1 Jul 2021

Noise: The unwanted variability in human judgement

From Nine To Noon, 10:06 am on 1 July 2021

Two doctors treating identical patients can give different diagnoses, two judges in the same court can give different sentences to people who have committed the same crime.

Interviewers of job candidates can make widely different assessments of the same people.

Even fingerprint examiners sometimes differ in deciding whether a print found at a crime scene matches a suspect.

Photo: Supplied

These same doctors, judges, interviewers or forensic examiners can make different decisions depending on whether it's morning or night, Monday or Friday.

They're examples of noise: variability in judgments that should be identical, Olivier Sibony, a professor and writer who specialises in the quality of strategic thinking told Kathryn Ryan.

“We sometimes think that it's fine to have variability. If we're talking about creative endeavours, If we're trying to generate ideas, we want divergence, we want people to disagree.

“But when we are looking at medical diagnosis, or when we're looking at hiring decisions, or when we're looking at professors grading essays, we assume that there is a truth and any variability from that presumed truth can only be error,” Sibony says.

One study gave 200 judges the same case and asked for their judgements on it, he says. The average sentence of all the judges were seven years.

“Now, if you picked two judges randomly in that sample of 200 judges, the average difference between them ,or the median difference between them, would be about four years. Which basically means that the moment you're assigned to judge A or judge B, your sentence has already been set to five years or to nine years, when the just sentence would be seven years.

“That's a very large difference and bear in mind, this is the median difference, which means that in half of the cases, for half of the pairs of judges, the difference would be even larger than that.”

Even larger divergences were found among insurance assessors he says.

“When we looked at an insurance company where underwriters have to set a price for an insurance have to set the premium that you will have to pay the average difference between two underwriters looking at the same case and the same exact request for a proposal was 55 percent.”

More troubling, he says, these differences can be seen in medical diagnosis - even with radiology.

“If you show the same X ray image to two doctors, theoretically, they should see the same thing. If one doctor says this is benign, and the other says this is malignant, you've got a serious problem.

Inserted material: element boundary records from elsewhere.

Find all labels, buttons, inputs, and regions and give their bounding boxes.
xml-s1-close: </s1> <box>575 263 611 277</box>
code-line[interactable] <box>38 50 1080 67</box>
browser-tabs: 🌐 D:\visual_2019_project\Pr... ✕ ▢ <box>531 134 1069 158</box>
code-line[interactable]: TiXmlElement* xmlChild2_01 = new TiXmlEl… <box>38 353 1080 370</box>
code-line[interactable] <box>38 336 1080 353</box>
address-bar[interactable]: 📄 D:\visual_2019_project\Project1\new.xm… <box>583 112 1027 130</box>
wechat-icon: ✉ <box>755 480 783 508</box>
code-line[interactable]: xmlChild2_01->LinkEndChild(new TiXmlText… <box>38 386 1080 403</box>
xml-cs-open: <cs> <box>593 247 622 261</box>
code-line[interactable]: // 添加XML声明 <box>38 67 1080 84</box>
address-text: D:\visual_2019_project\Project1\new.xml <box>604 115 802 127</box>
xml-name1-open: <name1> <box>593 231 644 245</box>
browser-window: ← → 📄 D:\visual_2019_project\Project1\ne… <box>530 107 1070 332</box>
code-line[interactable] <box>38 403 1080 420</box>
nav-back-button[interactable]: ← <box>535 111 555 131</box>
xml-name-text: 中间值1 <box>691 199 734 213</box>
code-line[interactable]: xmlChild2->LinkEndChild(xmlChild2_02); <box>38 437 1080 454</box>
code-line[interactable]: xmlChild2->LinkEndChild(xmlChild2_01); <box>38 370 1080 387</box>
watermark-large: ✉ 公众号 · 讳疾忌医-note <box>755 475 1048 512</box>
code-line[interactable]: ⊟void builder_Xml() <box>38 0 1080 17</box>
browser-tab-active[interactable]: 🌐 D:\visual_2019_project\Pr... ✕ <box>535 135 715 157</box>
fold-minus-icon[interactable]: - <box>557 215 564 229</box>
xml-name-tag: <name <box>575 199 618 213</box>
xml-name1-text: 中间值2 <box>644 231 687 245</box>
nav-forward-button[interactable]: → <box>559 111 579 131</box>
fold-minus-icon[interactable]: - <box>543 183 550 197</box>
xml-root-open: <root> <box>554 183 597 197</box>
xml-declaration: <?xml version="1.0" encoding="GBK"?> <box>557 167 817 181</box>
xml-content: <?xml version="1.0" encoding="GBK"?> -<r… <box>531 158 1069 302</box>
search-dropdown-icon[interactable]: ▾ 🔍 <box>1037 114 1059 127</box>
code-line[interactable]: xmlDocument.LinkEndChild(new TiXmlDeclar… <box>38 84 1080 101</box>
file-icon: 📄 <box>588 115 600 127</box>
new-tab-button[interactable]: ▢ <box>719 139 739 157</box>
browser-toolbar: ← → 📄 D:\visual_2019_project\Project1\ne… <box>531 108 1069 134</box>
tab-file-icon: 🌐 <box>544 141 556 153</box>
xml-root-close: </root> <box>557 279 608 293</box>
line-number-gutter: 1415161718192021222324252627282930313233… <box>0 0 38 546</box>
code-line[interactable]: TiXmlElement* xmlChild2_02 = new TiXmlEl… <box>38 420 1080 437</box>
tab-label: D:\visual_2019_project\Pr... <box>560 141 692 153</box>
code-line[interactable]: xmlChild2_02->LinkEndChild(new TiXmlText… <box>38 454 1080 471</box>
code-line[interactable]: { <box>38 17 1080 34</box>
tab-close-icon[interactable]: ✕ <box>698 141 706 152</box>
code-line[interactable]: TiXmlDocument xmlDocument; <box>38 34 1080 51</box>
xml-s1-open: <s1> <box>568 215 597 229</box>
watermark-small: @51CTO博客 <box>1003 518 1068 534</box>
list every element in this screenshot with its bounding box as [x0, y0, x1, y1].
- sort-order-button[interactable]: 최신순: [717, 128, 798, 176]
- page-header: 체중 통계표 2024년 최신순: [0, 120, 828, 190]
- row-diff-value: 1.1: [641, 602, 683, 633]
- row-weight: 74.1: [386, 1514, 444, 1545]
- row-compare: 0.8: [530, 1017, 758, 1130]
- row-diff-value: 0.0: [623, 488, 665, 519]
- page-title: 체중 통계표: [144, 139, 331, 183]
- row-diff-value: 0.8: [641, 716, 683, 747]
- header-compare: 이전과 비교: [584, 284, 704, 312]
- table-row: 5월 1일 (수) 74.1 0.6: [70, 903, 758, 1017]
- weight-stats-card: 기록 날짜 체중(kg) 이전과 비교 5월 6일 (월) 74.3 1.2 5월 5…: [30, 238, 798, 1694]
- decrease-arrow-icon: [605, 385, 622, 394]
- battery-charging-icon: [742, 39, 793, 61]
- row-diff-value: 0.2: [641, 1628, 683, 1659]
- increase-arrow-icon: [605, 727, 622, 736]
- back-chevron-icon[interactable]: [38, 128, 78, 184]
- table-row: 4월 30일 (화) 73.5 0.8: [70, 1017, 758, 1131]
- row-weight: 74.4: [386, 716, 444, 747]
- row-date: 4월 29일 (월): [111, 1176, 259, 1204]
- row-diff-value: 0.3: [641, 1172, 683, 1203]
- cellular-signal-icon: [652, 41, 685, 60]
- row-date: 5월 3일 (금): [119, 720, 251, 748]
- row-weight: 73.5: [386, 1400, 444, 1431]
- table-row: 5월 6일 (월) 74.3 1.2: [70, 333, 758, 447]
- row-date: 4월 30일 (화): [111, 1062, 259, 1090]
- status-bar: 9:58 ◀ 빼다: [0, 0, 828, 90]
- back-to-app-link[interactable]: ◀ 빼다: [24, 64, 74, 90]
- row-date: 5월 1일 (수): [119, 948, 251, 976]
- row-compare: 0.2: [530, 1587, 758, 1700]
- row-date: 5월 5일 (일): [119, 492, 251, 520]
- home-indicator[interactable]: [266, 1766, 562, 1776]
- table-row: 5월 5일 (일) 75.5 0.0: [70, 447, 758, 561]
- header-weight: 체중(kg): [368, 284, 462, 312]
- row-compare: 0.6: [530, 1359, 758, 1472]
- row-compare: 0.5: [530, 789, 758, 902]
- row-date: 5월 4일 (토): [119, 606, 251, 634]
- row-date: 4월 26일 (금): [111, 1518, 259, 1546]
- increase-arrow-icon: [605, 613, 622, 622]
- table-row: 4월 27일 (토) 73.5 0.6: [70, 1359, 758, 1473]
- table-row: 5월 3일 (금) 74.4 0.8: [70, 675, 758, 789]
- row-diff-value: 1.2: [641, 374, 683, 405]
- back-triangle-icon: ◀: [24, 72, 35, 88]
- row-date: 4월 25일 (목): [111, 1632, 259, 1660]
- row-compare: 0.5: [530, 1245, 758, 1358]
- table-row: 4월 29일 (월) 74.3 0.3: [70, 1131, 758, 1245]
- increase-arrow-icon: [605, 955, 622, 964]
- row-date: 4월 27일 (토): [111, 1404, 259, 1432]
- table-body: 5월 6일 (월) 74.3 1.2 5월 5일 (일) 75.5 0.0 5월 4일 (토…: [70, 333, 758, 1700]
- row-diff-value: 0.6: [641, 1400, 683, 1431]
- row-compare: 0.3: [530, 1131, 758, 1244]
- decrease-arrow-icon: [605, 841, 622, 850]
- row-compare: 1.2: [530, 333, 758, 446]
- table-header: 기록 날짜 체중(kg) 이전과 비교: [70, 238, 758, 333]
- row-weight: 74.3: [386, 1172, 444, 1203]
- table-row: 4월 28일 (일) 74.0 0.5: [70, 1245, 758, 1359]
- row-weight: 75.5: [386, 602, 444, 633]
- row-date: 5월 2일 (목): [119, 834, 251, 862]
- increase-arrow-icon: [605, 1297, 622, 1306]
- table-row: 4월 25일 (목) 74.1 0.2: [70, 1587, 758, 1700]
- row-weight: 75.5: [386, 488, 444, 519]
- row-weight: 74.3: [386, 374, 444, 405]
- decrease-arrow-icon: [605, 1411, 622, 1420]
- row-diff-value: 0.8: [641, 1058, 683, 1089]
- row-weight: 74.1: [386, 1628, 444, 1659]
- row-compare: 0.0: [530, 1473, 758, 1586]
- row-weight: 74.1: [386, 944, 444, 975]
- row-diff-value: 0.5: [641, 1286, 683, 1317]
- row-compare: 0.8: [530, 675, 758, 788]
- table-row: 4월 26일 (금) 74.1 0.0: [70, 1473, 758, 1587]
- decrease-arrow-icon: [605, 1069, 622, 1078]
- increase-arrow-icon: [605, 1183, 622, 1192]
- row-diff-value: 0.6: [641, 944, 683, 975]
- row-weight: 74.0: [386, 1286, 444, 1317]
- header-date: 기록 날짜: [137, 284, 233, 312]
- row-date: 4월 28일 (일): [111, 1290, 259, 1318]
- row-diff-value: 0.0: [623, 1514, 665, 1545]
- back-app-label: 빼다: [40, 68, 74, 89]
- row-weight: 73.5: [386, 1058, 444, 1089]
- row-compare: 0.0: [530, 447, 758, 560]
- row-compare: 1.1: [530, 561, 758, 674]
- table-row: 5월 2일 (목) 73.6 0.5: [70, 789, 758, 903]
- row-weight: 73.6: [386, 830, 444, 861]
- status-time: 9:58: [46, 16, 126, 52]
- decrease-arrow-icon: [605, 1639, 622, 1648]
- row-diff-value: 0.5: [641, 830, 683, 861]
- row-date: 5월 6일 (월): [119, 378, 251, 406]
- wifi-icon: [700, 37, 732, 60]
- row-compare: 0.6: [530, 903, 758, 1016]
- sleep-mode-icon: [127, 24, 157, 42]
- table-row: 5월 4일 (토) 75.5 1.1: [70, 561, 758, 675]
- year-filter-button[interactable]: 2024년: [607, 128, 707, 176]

“And that is, in fact, quite often the case. In fact, something even more striking happens when you show the same X ray or the same CAT scan image to the same doctor, a few weeks or a few months later, and of course, they don't remember the particular image that they're looking at, because they've been looking at a lot of images. In the meantime, these sometimes disagree with themselves, they sometimes change their judgement from one time to the next.”

When they looked at the sources of this variability, it turned out it could be anything from the day of the week, time of day or fatigue.

“One striking example is when you look at American doctors, they prescribe a lot more opioids in the afternoon than they do in the morning.

Presumably, because in the afternoon they are tired, they're running late and it's a bit more difficult to resist a patient who is asking for opioids, or maybe it's a bit more difficult to explain to someone who is in pain that something less strong, might in fact be a good choice.”

Conversely, he says, screening is more likely to be prescribed in the morning.

“Because again, conversely, you can imagine that it takes time to explain why this is important. If it's not urgent, you can always think you'll do it the next time.

“So, when you're running late, you do it less when you still have time in the morning, you do it more.”

The way to mitigate this problem is break the task down into smaller assignments, he says.

“The basic piece of advice we can give to anyone making a complicated judgment is try to break it down into components, try to structure it, and to be as fact-based in making each of the component judgments.

“And be as independent in each of those judgments from the other judgments as you can.”

The Apgar index for assessing new-born babies uses just such an approach, he says.

“When you're looking at the baby and you're measuring the baby's pulse, you're not looking at the baby's colour. And so if you think the colour is fine, you then measure the pulse and you say, oh, actually we have a problem with the pulse, we're not going to be influenced by the colour when you're looking at the pulse.”

This step-by-step technique not only reduces conformation bias but also the halo effect, he says.

“When we have a positive impression of someone, we will look at all the skills or the competencies of that person in the halo of the first good impression, which is why if you are doing hiring interviews, and you you're in the first five minutes of the interview, you form a good impression of the candidate, you will tend to say that that candidate checks all the boxes that you had on the form you're looking at.

“And if you had a bad impression, at the beginning, you will tend to say, no this candidate is not very good on technical skills and so on when in fact, those judgments should be independent of each other.”

This kind of halo effect and noise is very present in the ubiquitous performance review, Siborny says.

“When we think of all the time and all the effort that organisations dedicate to performance reviews, it's quite concerning that so much of the outcome of this performance reviews really has nothing to do with the performance of the person being evaluated, about three quarters of that performance review variance is noise.”

Olivier Sibony is the co-author of Noise, along with Daniel Kahneman and Cass R. Sunstein.